Did I hear that right? The President of a company making a big play for nationwide retail actually told a potential executive “we don’t really need you — hiring you into our team will simply speed things up for us.” I often hear of know-it-all leaders and CEOs that say or believe things like this, but my jaw hit the floor when I heard it myself.
After speaking with him at length, it became clear he viewed employees as simply this: additional hands on deck to get his tasks done. In his mind, leaders set goals and a workers only job is to execute on his plan. In his view, workers didn’t bring any knowledge or experience to the table he didn’t already have, or any skill he lacked. They were simply worker bees that could carry out his vision and tasks. While it’s true employees are meant to execute on the leader’s vision, that’s only half the equation. They also provide the intelligence and skill the leader doesn’t (and can’t) have.
Know-it-all leaders aren’t bad people. In fact, this particular gentleman is a kind person that treats people with dignity and respect. He cares deeply about his community. But when it comes to understanding people’s business value, he demonstrated a major blind spot. He subscribed to a few common delusions know-it-all leaders fall into.
First, he believed a leader is required to know everything. Second, he believed that employees don’t bring a unique skill or natural ability, only acquired knowledge that can easily be learned by others. He’s wrong on both counts.
Why Know-It-All Leaders Exist
The pressure on the know-it-all leader is real.
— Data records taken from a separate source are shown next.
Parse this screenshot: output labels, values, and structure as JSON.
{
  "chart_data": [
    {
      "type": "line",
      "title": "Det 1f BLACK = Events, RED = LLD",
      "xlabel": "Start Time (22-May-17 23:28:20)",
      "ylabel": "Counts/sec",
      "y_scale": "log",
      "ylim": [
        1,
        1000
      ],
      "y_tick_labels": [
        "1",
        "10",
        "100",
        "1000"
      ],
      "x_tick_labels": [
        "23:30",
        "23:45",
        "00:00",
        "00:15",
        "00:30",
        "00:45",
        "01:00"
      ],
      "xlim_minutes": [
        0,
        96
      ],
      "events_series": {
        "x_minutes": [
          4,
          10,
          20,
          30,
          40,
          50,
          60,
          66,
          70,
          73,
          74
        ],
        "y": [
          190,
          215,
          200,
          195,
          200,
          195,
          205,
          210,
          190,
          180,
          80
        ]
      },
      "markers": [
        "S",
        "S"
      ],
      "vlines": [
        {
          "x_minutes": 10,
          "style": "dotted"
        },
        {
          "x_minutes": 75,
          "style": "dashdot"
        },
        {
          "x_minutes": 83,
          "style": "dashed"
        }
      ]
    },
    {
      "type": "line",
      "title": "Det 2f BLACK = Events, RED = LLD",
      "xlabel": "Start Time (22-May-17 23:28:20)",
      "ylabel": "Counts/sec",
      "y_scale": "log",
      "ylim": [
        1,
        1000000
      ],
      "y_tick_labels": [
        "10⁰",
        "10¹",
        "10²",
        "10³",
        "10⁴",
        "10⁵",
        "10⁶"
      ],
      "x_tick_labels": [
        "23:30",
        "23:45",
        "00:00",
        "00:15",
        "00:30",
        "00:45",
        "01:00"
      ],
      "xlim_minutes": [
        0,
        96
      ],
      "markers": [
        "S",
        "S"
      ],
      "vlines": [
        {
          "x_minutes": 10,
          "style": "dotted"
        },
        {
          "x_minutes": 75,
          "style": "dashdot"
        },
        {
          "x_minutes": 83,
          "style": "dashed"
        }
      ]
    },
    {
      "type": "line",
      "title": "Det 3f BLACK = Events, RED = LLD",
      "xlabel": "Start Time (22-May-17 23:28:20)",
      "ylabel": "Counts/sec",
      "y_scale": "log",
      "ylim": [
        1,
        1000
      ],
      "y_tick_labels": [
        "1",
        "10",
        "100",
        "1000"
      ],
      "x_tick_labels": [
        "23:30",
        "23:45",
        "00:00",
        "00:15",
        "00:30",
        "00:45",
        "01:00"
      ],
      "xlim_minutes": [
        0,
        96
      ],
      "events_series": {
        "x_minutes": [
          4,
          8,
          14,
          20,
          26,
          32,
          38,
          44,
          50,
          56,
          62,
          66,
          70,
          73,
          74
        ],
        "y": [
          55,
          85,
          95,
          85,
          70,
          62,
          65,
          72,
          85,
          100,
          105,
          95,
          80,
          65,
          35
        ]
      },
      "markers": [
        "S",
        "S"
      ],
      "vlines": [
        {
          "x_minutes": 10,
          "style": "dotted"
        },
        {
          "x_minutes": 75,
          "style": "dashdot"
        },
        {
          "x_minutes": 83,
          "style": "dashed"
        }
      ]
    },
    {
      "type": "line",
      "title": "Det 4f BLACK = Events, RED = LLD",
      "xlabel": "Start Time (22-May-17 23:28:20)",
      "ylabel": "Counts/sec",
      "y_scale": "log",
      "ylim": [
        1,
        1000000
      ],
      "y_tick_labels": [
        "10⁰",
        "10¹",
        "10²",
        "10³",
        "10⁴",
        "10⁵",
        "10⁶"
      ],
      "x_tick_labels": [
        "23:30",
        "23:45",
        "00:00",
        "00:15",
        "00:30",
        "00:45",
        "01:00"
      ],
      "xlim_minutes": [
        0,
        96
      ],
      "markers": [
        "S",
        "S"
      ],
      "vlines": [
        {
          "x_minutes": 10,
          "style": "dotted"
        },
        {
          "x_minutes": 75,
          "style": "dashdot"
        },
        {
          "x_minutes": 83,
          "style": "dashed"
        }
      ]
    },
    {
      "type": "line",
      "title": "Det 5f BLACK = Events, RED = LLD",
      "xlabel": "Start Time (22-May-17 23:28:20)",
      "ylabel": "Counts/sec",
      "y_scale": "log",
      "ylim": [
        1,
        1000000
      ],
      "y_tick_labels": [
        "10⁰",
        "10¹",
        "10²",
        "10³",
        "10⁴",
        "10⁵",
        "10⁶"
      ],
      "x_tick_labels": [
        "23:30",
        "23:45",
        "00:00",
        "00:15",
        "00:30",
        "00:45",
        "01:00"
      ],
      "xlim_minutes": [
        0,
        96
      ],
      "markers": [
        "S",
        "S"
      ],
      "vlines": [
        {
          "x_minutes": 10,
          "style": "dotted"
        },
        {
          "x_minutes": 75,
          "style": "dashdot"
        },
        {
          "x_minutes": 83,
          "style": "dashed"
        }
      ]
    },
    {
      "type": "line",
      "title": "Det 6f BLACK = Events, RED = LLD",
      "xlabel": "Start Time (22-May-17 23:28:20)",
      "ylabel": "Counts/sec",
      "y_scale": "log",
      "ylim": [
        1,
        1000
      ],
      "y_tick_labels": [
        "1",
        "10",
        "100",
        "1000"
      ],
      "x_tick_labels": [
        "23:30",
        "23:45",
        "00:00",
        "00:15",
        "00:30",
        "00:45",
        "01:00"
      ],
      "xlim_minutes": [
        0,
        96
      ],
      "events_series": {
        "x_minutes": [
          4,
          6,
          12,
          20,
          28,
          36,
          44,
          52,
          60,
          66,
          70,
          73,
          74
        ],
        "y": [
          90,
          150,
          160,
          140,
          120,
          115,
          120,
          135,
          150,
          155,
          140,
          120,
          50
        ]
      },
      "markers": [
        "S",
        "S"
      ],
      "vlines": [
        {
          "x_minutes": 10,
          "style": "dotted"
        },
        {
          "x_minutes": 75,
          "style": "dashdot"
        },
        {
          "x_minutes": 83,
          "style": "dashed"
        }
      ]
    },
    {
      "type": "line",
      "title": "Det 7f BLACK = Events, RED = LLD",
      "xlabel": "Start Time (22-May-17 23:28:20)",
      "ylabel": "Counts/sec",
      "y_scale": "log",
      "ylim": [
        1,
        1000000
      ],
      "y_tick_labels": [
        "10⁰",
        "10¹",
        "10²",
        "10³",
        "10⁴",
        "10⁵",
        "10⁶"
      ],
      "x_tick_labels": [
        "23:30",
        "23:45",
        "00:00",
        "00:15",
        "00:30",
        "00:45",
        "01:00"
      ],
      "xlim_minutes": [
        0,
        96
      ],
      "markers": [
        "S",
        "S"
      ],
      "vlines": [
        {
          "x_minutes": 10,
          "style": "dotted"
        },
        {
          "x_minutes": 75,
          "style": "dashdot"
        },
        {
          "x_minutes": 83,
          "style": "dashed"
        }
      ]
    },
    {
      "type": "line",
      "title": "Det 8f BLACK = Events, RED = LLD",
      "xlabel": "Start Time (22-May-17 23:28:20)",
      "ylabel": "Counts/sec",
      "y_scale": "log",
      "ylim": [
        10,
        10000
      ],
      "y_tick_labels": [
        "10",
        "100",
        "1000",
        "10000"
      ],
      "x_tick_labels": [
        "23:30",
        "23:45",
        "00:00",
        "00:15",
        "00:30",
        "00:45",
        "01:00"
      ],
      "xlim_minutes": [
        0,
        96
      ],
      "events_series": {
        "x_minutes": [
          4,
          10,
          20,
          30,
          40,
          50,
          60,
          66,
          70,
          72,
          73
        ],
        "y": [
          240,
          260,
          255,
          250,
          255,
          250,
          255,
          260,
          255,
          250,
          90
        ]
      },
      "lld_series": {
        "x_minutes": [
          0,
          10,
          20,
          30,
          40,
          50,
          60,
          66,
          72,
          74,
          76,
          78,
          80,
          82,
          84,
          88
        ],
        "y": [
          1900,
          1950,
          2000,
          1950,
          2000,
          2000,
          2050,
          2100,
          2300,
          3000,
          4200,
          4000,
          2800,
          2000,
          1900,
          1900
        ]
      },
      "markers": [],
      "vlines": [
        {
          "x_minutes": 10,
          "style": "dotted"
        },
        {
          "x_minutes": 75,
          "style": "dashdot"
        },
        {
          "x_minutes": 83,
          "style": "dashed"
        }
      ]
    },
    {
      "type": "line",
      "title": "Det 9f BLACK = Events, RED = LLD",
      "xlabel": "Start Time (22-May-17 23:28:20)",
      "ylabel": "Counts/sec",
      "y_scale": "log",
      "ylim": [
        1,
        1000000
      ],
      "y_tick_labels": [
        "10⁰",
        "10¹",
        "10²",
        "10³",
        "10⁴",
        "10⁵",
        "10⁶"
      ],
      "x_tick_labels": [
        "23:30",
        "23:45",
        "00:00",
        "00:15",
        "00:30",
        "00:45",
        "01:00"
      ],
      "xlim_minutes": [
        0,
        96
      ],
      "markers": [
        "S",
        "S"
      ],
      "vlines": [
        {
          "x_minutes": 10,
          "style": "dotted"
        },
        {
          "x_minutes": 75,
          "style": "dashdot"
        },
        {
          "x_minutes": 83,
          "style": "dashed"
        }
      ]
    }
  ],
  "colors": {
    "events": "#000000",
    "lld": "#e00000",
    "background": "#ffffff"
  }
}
They believe they were hired because they demonstrated more knowledge or experience than the other candidates for the job. Because of this, maintaining that value depends on them knowing more than everyone else. If they fail in this, they fear getting replaced by someone else who knows more than they do. This is why know-it-all leaders don’t open-up regarding what they don’t know. This is why know-it-all leaders take new ideas as a challenge to their authority. If someone has a better idea than them, they are a failure.
The reality, of course, is that the most significant leaders on planet earth drive amazing companies because they are fully aware they don’t know everything and actively cast characters into their script who know more than they do. They also seek out others that will challenge them and their thinking. To have an employee contradict or challenge you without getting upset requires a lot of self-respect and confidence, however. It’s much easier said (or typed) than done.
Know-It-All Leaders Believe All Skill Can Be Acquired
Know-It-All leaders also have a major blind spot when it comes to acquired knowledge. They have a deeply held belief that employees simply bring knowledge that any person can acquire over a given period. They fail to see that people are naturally good at certain tasks, instead, choosing to believe experience determines skill. If they genuinely listened to their teams, they would see that individuals have strengths baked into their DNA, but they don’t listen because they have a deeply rooted belief that everyone is like them, and simply don’t have the experience they have.
A research project in the 1950s showed that time spent refining natural skill goes farther than time spent on unnatural skills. The study looked at speed reading among high school sophomores. Obviously, it found that practice boosted students’ words-per-minute reading rate, but those who started out reading 300 words per minute at the beginning of the study made faster progress, resulting in 2,900 words per minute more than everyone else. All of the students’ speed improved, but practice helped the naturally skilled improve the most.
The root of the problem, of course, is that know-it-all leaders don’t view others as having natural skill, because they don’t believe they have natural skill either. They’re wrong of course, which is why resources like Clifton Strengths created by Don Clifton and platforms like SOAR.com, created by Paul Allen founder of Ancestry.com were crafted to decode the talent labyrinth.
The faster you, as a leader, come to an understanding you desperately need people that possess skills you do not, the better off you will be. Adding employees doesn’t just speed up company growth; it provides much-needed skills know-it-all leaders do not have. Skills that prevent their demise. Humoursoly, if know-it-all leaders got whey they truly wanted in cloning themselves, it would merely speed up their failure.